What sort of four-year plan?

While there has been much comment about the four-year fiscal plan since the government announced it last month, it is still not clear what sort of plan they have in mind.  At one end of spectrum (the relatively useless end) would be new targets for current spending, capital spending and tax revenues, with possibly a listing of realistic options for achieving those targets.   At the other end of the spectrum would be a true multi-year budget, with detailed phased measures that are legislated where possible. 

The governments statement yesterday hardly suggests that a proper multi-year budget is what they have in mind:

The purpose of the Four Year Plan for Budgets and Economic Growth is to chart a credible way forward for this country. The size of the adjustment for 2011 and the distribution over the remaining years will be announced in the Four Year Plan. The Plan will contain targets for growth and strategies for the achievement of those targets.

When exactly did the four-year plan become a plan for economic growth?   While returning the economy to growth is a critical part of the overall challenge, the four-year plan had a specific and urgent goal: to convince potential buyers of Irish debt that Ireland could lower its borrowing requirement sufficiently to avoid a bailout or default.   Of course, decent economic growth will make this challenge easier, but I cant see how the year-by-year, sector-by-sector fiscal plan expected by the EU Commission is the place for growth targets and strategies.  We have to worry that the targets and strategies are filler to distract from the paucity of the fiscal plan itself. 
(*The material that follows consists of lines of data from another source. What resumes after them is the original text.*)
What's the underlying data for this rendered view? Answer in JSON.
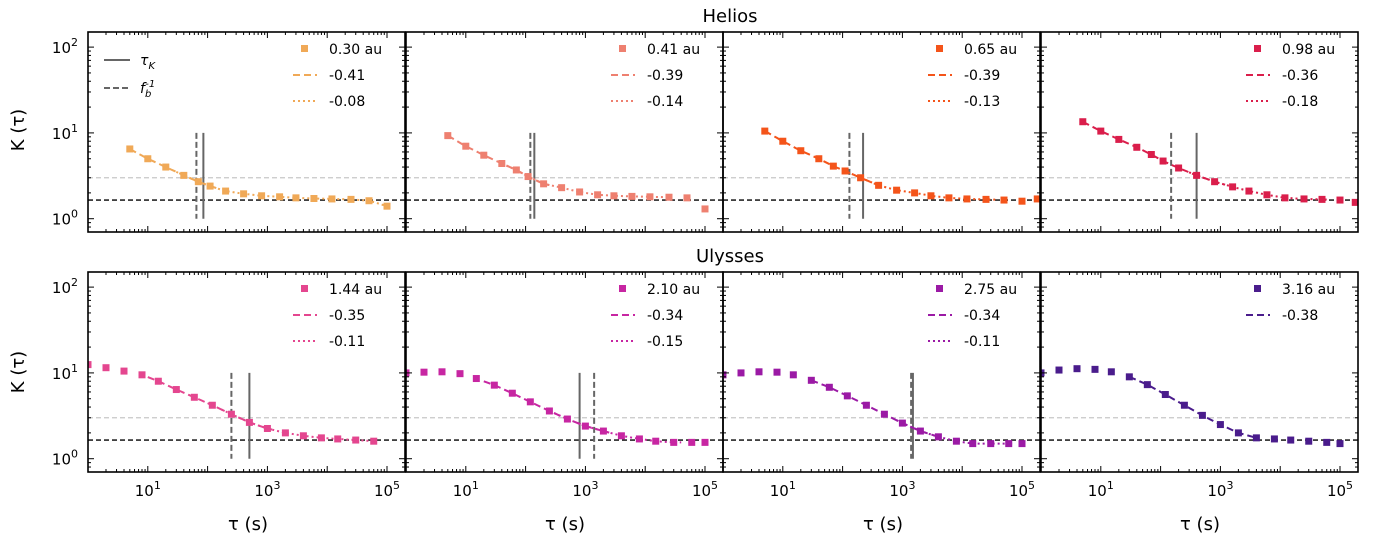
{
  "figure": {
    "row_titles": [
      "Helios",
      "Ulysses"
    ],
    "xlabel": "τ (s)",
    "ylabel": "K (τ)",
    "x_scale": "log",
    "y_scale": "log",
    "xlim": [
      1,
      200000
    ],
    "ylim": [
      0.7,
      150
    ],
    "x_ticks": [
      {
        "v": 10,
        "b": "10",
        "e": "1"
      },
      {
        "v": 1000,
        "b": "10",
        "e": "3"
      },
      {
        "v": 100000,
        "b": "10",
        "e": "5"
      }
    ],
    "y_ticks": [
      {
        "v": 1,
        "b": "10",
        "e": "0"
      },
      {
        "v": 10,
        "b": "10",
        "e": "1"
      },
      {
        "v": 100,
        "b": "10",
        "e": "2"
      }
    ],
    "reference_lines": {
      "black_dashed_y": 1.65,
      "gray_dashed_y": 3.0
    },
    "legend_lines": {
      "tau_k": "τ_K",
      "fb_inv": "f_b^-1"
    }
  },
  "chart_data": [
    {
      "type": "scatter",
      "row": 0,
      "col": 0,
      "distance": "0.30 au",
      "color": "#f0a957",
      "points": [
        [
          5,
          6.5
        ],
        [
          10,
          5
        ],
        [
          20,
          4
        ],
        [
          40,
          3.2
        ],
        [
          70,
          2.7
        ],
        [
          110,
          2.4
        ],
        [
          200,
          2.1
        ],
        [
          400,
          1.95
        ],
        [
          800,
          1.85
        ],
        [
          1600,
          1.8
        ],
        [
          3000,
          1.75
        ],
        [
          6000,
          1.72
        ],
        [
          12000,
          1.7
        ],
        [
          25000,
          1.68
        ],
        [
          50000,
          1.62
        ],
        [
          100000,
          1.4
        ]
      ],
      "fit_dashed": {
        "label": "-0.41",
        "x": [
          5,
          150
        ]
      },
      "fit_dotted": {
        "label": "-0.08",
        "x": [
          30,
          100000
        ]
      },
      "tau_k": 85,
      "fb_inv": 65
    },
    {
      "type": "scatter",
      "row": 0,
      "col": 1,
      "distance": "0.41 au",
      "color": "#ee8070",
      "points": [
        [
          5,
          9.3
        ],
        [
          10,
          7
        ],
        [
          20,
          5.5
        ],
        [
          40,
          4.4
        ],
        [
          70,
          3.7
        ],
        [
          110,
          3.1
        ],
        [
          200,
          2.55
        ],
        [
          400,
          2.3
        ],
        [
          800,
          2.05
        ],
        [
          1600,
          1.9
        ],
        [
          3000,
          1.85
        ],
        [
          6000,
          1.82
        ],
        [
          12000,
          1.8
        ],
        [
          25000,
          1.78
        ],
        [
          50000,
          1.75
        ],
        [
          100000,
          1.3
        ]
      ],
      "fit_dashed": {
        "label": "-0.39",
        "x": [
          5,
          250
        ]
      },
      "fit_dotted": {
        "label": "-0.14",
        "x": [
          40,
          20000
        ]
      },
      "tau_k": 140,
      "fb_inv": 120
    },
    {
      "type": "scatter",
      "row": 0,
      "col": 2,
      "distance": "0.65 au",
      "color": "#f4541a",
      "points": [
        [
          5,
          10.5
        ],
        [
          10,
          8
        ],
        [
          20,
          6.2
        ],
        [
          40,
          5
        ],
        [
          70,
          4.1
        ],
        [
          110,
          3.6
        ],
        [
          200,
          3.0
        ],
        [
          400,
          2.45
        ],
        [
          800,
          2.15
        ],
        [
          1600,
          2.0
        ],
        [
          3000,
          1.85
        ],
        [
          6000,
          1.75
        ],
        [
          12000,
          1.7
        ],
        [
          25000,
          1.68
        ],
        [
          50000,
          1.65
        ],
        [
          100000,
          1.6
        ],
        [
          180000,
          1.7
        ]
      ],
      "fit_dashed": {
        "label": "-0.39",
        "x": [
          5,
          500
        ]
      },
      "fit_dotted": {
        "label": "-0.13",
        "x": [
          100,
          40000
        ]
      },
      "tau_k": 220,
      "fb_inv": 130
    },
    {
      "type": "scatter",
      "row": 0,
      "col": 3,
      "distance": "0.98 au",
      "color": "#da1e4b",
      "points": [
        [
          5,
          13.5
        ],
        [
          10,
          10.5
        ],
        [
          20,
          8.4
        ],
        [
          40,
          6.8
        ],
        [
          70,
          5.6
        ],
        [
          110,
          4.7
        ],
        [
          200,
          3.9
        ],
        [
          400,
          3.2
        ],
        [
          800,
          2.7
        ],
        [
          1600,
          2.35
        ],
        [
          3000,
          2.1
        ],
        [
          6000,
          1.9
        ],
        [
          12000,
          1.75
        ],
        [
          25000,
          1.7
        ],
        [
          50000,
          1.68
        ],
        [
          100000,
          1.65
        ],
        [
          180000,
          1.55
        ]
      ],
      "fit_dashed": {
        "label": "-0.36",
        "x": [
          5,
          1200
        ]
      },
      "fit_dotted": {
        "label": "-0.18",
        "x": [
          300,
          60000
        ]
      },
      "tau_k": 400,
      "fb_inv": 150
    },
    {
      "type": "scatter",
      "row": 1,
      "col": 0,
      "distance": "1.44 au",
      "color": "#e4468f",
      "points": [
        [
          1,
          12.5
        ],
        [
          2,
          11.5
        ],
        [
          4,
          10.5
        ],
        [
          8,
          9.5
        ],
        [
          15,
          8
        ],
        [
          30,
          6.4
        ],
        [
          60,
          5.2
        ],
        [
          120,
          4.2
        ],
        [
          250,
          3.3
        ],
        [
          500,
          2.65
        ],
        [
          1000,
          2.25
        ],
        [
          2000,
          2.0
        ],
        [
          4000,
          1.85
        ],
        [
          8000,
          1.75
        ],
        [
          15000,
          1.7
        ],
        [
          30000,
          1.65
        ],
        [
          60000,
          1.6
        ]
      ],
      "fit_dashed": {
        "label": "-0.35",
        "x": [
          10,
          1200
        ]
      },
      "fit_dotted": {
        "label": "-0.11",
        "x": [
          100,
          60000
        ]
      },
      "tau_k": 500,
      "fb_inv": 250
    },
    {
      "type": "scatter",
      "row": 1,
      "col": 1,
      "distance": "2.10 au",
      "color": "#c726a2",
      "points": [
        [
          1,
          10
        ],
        [
          2,
          10.2
        ],
        [
          4,
          10.3
        ],
        [
          8,
          9.8
        ],
        [
          15,
          8.6
        ],
        [
          30,
          7.2
        ],
        [
          60,
          5.8
        ],
        [
          120,
          4.6
        ],
        [
          250,
          3.6
        ],
        [
          500,
          2.9
        ],
        [
          1000,
          2.4
        ],
        [
          2000,
          2.1
        ],
        [
          4000,
          1.85
        ],
        [
          8000,
          1.7
        ],
        [
          15000,
          1.6
        ],
        [
          30000,
          1.55
        ],
        [
          60000,
          1.55
        ],
        [
          100000,
          1.55
        ]
      ],
      "fit_dashed": {
        "label": "-0.34",
        "x": [
          20,
          2500
        ]
      },
      "fit_dotted": {
        "label": "-0.15",
        "x": [
          300,
          40000
        ]
      },
      "tau_k": 800,
      "fb_inv": 1400
    },
    {
      "type": "scatter",
      "row": 1,
      "col": 2,
      "distance": "2.75 au",
      "color": "#9b1aa5",
      "points": [
        [
          1,
          9.5
        ],
        [
          2,
          10
        ],
        [
          4,
          10.3
        ],
        [
          8,
          10.2
        ],
        [
          15,
          9.5
        ],
        [
          30,
          8.2
        ],
        [
          60,
          6.8
        ],
        [
          120,
          5.4
        ],
        [
          250,
          4.2
        ],
        [
          500,
          3.3
        ],
        [
          1000,
          2.6
        ],
        [
          2000,
          2.1
        ],
        [
          4000,
          1.8
        ],
        [
          8000,
          1.6
        ],
        [
          15000,
          1.5
        ],
        [
          30000,
          1.5
        ],
        [
          60000,
          1.5
        ],
        [
          100000,
          1.5
        ]
      ],
      "fit_dashed": {
        "label": "-0.34",
        "x": [
          30,
          3500
        ]
      },
      "fit_dotted": {
        "label": "-0.11",
        "x": [
          800,
          70000
        ]
      },
      "tau_k": 1500,
      "fb_inv": 1400
    },
    {
      "type": "scatter",
      "row": 1,
      "col": 3,
      "distance": "3.16 au",
      "color": "#4a1c8c",
      "points": [
        [
          1,
          10
        ],
        [
          2,
          10.8
        ],
        [
          4,
          11.2
        ],
        [
          8,
          11
        ],
        [
          15,
          10.3
        ],
        [
          30,
          9
        ],
        [
          60,
          7.3
        ],
        [
          120,
          5.6
        ],
        [
          250,
          4.2
        ],
        [
          500,
          3.2
        ],
        [
          1000,
          2.5
        ],
        [
          2000,
          2.0
        ],
        [
          4000,
          1.75
        ],
        [
          8000,
          1.7
        ],
        [
          15000,
          1.65
        ],
        [
          30000,
          1.6
        ],
        [
          60000,
          1.55
        ],
        [
          100000,
          1.5
        ]
      ],
      "fit_dashed": {
        "label": "-0.38",
        "x": [
          30,
          4000
        ]
      }
    }
  ]
}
Minister Lenihan also confirmed yesterday a nominal cumulative deficit adjustment target of €15 billion by 2014.  The debate has now switched to how much to frontload this adjustment in 2011.   Of course, the necessary front-loading depends on the credibility of the overall plan.   The more investors have doubts that we can make good on our promises, the more they will need to see the money taken out up front that is, the more the adjustment must be inefficiently concentrated at the time when our anticipated output and employment gaps are at their largest.   Having to frontload because the government (and opposition) cant or wont deliver a true multi-year plan would be a serious policy failure. 
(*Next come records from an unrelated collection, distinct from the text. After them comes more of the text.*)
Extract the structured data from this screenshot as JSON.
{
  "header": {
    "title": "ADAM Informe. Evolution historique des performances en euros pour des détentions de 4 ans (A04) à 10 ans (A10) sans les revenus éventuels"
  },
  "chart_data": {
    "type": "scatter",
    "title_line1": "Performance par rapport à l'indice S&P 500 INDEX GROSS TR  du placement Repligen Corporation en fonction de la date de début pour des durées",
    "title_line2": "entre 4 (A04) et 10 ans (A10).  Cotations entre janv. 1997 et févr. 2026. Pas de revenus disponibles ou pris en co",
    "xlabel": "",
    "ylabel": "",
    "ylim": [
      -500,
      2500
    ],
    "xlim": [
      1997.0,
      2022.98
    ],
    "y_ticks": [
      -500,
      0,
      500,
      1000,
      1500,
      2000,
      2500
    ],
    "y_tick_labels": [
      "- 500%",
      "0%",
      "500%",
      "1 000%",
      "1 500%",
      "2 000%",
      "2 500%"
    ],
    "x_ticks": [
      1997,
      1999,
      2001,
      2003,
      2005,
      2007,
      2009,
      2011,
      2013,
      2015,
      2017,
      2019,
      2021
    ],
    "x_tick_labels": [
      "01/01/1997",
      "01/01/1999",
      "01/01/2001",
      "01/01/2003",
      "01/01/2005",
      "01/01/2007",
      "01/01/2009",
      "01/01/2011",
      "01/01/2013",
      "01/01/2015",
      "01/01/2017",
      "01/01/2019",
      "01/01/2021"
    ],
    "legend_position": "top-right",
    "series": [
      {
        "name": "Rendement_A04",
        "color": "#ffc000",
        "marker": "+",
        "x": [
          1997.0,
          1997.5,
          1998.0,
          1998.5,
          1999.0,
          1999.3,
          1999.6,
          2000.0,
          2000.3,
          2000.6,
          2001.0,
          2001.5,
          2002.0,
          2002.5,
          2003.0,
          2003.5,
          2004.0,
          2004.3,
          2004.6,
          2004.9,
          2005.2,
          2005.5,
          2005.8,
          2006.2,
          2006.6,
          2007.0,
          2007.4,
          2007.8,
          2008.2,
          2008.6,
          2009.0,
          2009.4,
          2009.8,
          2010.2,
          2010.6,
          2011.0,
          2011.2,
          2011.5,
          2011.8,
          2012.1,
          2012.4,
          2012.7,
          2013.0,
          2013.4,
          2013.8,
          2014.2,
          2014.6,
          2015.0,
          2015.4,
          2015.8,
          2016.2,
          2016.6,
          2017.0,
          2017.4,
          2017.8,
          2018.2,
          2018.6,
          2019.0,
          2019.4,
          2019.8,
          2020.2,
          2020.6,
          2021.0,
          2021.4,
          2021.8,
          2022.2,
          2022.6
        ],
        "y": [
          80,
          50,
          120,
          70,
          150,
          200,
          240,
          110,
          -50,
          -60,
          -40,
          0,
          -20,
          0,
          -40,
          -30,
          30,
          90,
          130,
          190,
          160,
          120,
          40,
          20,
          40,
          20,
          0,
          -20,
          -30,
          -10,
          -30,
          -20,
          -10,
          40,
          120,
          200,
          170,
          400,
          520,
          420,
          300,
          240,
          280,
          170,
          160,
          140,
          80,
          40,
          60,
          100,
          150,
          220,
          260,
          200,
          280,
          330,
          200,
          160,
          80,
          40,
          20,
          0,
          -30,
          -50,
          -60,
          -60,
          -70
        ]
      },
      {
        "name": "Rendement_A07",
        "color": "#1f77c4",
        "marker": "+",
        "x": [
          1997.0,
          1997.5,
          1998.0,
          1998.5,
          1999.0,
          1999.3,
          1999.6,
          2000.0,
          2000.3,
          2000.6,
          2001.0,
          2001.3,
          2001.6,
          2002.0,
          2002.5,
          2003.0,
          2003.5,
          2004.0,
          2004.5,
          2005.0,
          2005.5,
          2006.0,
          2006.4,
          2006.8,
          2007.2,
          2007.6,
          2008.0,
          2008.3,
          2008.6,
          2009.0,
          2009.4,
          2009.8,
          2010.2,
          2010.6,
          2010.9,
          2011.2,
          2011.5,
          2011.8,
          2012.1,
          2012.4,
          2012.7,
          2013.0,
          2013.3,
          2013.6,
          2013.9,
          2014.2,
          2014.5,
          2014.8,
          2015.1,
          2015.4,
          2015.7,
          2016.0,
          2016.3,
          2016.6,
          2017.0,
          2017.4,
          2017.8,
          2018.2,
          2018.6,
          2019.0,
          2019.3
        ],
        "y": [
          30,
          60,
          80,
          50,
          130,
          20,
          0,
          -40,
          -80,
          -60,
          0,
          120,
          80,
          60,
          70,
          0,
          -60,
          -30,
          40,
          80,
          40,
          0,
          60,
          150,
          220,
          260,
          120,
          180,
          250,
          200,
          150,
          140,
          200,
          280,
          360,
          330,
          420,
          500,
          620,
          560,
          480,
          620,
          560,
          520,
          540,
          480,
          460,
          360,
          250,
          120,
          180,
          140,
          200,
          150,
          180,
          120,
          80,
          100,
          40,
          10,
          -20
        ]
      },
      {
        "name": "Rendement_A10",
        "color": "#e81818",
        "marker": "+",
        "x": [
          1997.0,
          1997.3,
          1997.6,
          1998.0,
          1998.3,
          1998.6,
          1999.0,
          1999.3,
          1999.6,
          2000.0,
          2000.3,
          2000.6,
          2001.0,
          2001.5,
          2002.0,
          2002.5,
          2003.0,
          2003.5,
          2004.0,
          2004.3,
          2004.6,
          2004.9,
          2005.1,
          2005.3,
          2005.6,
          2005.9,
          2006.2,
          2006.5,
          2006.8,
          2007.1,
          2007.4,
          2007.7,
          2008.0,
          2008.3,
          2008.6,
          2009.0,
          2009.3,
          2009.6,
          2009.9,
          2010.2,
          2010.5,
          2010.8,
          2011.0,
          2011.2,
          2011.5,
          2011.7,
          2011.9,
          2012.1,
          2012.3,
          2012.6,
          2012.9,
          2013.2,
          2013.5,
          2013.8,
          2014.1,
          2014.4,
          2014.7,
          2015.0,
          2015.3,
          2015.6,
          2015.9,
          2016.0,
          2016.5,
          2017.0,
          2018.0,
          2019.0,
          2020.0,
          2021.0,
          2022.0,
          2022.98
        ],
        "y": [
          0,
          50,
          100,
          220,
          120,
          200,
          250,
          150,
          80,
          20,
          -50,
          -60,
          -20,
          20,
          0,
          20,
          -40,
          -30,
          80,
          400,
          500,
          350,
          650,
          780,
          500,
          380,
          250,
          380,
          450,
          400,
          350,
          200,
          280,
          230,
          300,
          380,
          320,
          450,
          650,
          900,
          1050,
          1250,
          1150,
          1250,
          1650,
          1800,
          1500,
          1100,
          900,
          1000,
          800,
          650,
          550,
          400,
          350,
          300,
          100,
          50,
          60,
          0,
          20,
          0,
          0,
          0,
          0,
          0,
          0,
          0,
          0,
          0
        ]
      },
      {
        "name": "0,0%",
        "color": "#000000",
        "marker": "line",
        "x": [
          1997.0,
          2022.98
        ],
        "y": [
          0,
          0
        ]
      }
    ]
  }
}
Abandoning the four-year plan

The publication of the Autumn QEC certainly has created a stir this morning.  Having been an advocate of front-loading the adjustment albeit with nuance the ESRI have now expressed doubts about the four-year time frame.
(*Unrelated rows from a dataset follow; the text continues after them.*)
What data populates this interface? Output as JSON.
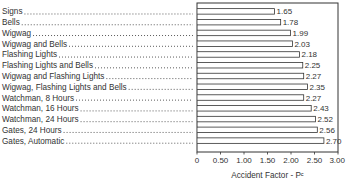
{
  "chart_data": {
    "type": "bar",
    "orientation": "horizontal",
    "categories": [
      "Signs",
      "Bells",
      "Wigwag",
      "Wigwag and Bells",
      "Flashing Lights",
      "Flashing Lights and Bells",
      "Wigwag and Flashing Lights",
      "Wigwag, Flashing Lights and Bells",
      "Watchman, 8 Hours",
      "Watchman, 16 Hours",
      "Watchman, 24 Hours",
      "Gates, 24 Hours",
      "Gates, Automatic"
    ],
    "values": [
      1.65,
      1.78,
      1.99,
      2.03,
      2.18,
      2.25,
      2.27,
      2.35,
      2.27,
      2.43,
      2.52,
      2.56,
      2.7
    ],
    "value_labels": [
      "1.65",
      "1.78",
      "1.99",
      "2.03",
      "2.18",
      "2.25",
      "2.27",
      "2.35",
      "2.27",
      "2.43",
      "2.52",
      "2.56",
      "2.70"
    ],
    "data_labels": true,
    "color": "#ffffff",
    "x_label": "Accident Factor - Pᶜ",
    "xlim": [
      0,
      3
    ],
    "xticks": [
      0,
      {
        "value": 0.5,
        "label": "0.50"
      },
      {
        "value": 1,
        "label": "1.00"
      },
      {
        "value": 1.5,
        "label": "1.50"
      },
      {
        "value": 2,
        "label": "2.00"
      },
      {
        "value": 2.5,
        "label": "2.50"
      },
      {
        "value": 3,
        "label": "3.00"
      }
    ],
    "grid": false
  }
}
I am bit puzzled by the shift in their position.  Based on the Institute’s evolving view of the economy, I would have thought the case for back-loading was actually stronger a year ago.   While already stressed, international credit markets were then more favourable to the “peripherals” than they became after the Greek crisis.   In addition, the ESRI were then forecasting what was effectively a V-shaped recovery.   This suggested room to avoid an excessively pro-cyclical adjustment.   (A basic principle here is that there is more scope to smooth temporary growth shocks than persistent shocks.) 

Now that credit markets have turned extremely unfavourable and the underlying output path looks closer to the dreaded L-shape, I actually see less room for manoeuvre.   (It is interesting that the ESRI are now focusing on their low-growth scenario from their Recovery Scenarios update, which itself might be viewed as in line with a modest V-shaped alternative, with average real growth of 3.2 percent between 2011 and 2015.)  Moreover, the need to establish credibility around a focal adjustment path has if anything increased – the most obvious being the 4-year path already agreed with the European Commission and the major political parties.   

From media reports, it appears that outside observers consulted by the ESRI are increasingly concerned by the poor outlook for growth.   But the main reason for the worsened outlook is the drag caused by Ireland’s balance-sheet recession.   While a contractionary fiscal policy will slow growth even further, I can’t see how extending the adjustment period is the best route to convincing investors that we can steer our way through this without default.